I’ve finally cleaned up and released my Irssi irclog merging script. Find it at http://hyse.org/irssi-log-merge/ .
It reads two or more Irssi log file directories, usually found in ~/irclogs/ on whichever server you run your Irssi clients. If you have been using Irssi for a while, perhaps on different computers, you end up with more than one such log directory. If you prefer to keep your logs for later (unspecified) use, then merging them into a single log directory may make things easier.
The problem is that you have overlapping filenames (channels/privmsgs) in some log directories, so just copying them into the same directory will overwrite some of those precious log lines.

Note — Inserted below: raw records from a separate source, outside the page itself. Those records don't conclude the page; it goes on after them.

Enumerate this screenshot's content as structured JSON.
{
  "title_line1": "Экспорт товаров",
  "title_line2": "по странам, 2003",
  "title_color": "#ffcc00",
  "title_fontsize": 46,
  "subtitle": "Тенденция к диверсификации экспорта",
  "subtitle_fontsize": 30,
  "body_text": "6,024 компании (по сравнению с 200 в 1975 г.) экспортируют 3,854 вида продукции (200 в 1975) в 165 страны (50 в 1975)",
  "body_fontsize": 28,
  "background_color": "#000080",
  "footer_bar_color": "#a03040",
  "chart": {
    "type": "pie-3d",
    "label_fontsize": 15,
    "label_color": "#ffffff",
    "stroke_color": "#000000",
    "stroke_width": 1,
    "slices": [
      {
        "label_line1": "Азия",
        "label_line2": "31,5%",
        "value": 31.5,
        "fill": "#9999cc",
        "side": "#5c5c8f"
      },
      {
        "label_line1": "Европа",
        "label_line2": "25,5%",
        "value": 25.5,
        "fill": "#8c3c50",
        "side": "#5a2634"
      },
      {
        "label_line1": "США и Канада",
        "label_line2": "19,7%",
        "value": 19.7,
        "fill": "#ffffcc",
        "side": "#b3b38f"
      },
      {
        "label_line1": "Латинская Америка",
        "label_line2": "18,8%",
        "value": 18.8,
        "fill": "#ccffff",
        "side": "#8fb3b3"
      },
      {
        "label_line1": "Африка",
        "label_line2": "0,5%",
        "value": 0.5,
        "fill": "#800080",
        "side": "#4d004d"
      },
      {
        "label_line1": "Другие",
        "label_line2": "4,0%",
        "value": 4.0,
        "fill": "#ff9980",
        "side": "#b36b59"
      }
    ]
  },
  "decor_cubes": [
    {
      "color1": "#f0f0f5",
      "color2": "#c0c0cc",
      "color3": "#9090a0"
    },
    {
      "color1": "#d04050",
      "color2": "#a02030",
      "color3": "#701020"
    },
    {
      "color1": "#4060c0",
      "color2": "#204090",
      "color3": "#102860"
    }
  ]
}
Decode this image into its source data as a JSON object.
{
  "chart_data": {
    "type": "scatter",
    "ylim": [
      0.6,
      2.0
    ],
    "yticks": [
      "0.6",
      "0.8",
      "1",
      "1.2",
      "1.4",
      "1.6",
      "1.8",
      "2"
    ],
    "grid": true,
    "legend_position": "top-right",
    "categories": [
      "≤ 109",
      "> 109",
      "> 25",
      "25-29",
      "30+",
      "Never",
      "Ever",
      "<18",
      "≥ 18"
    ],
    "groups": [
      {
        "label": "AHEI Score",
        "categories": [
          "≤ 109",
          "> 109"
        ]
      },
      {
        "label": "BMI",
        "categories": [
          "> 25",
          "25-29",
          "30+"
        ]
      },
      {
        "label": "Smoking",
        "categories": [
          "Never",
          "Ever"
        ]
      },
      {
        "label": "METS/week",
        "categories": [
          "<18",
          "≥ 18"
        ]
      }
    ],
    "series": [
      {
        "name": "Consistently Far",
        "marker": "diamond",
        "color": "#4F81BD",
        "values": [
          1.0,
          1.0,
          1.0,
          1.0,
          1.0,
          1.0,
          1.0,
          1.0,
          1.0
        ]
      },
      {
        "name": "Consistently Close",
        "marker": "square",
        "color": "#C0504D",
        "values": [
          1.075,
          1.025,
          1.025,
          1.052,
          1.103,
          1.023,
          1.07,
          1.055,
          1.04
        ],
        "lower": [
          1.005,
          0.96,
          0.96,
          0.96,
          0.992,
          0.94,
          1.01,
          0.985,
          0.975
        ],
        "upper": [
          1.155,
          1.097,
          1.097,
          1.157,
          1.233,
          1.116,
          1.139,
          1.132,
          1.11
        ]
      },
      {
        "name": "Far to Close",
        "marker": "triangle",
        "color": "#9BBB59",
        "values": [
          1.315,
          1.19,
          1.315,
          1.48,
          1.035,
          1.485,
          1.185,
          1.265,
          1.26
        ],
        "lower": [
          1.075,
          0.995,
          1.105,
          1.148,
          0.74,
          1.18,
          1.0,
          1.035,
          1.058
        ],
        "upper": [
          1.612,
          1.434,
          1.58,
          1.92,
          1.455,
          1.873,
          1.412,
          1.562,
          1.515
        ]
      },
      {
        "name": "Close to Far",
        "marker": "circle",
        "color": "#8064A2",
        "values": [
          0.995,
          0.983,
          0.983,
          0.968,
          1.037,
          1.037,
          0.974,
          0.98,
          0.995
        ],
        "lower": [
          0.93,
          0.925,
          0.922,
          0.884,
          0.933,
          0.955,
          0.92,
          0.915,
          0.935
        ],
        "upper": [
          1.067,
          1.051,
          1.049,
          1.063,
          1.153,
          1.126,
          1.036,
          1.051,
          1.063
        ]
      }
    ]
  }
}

Here comes irssi-log-merge.py. Supply it with the two or more different log directories you have laying about, and let it sort them chronologically. The finished product is a single file per channel/dcc/query with all your carefully chosen words and insults. Perfect for storing for later or grepping in.
It’s pretty novel when done, but the UTF-8 vs. latin-1 vs. US-ASCII (vs. double-encoded UTF-8, I call it WTF-8) character set issues weren’t very fun to figure out. Now all logs are read to the best of ability, and stored as UTF-8. Also, as Irssi writes the date according to the current locale some nasty hacks are in there to make it readable by time.strptime(). Don’t know how well this will work for others, but it works for my logs stored with en_EN and no_NO.
As always, comments are welcome.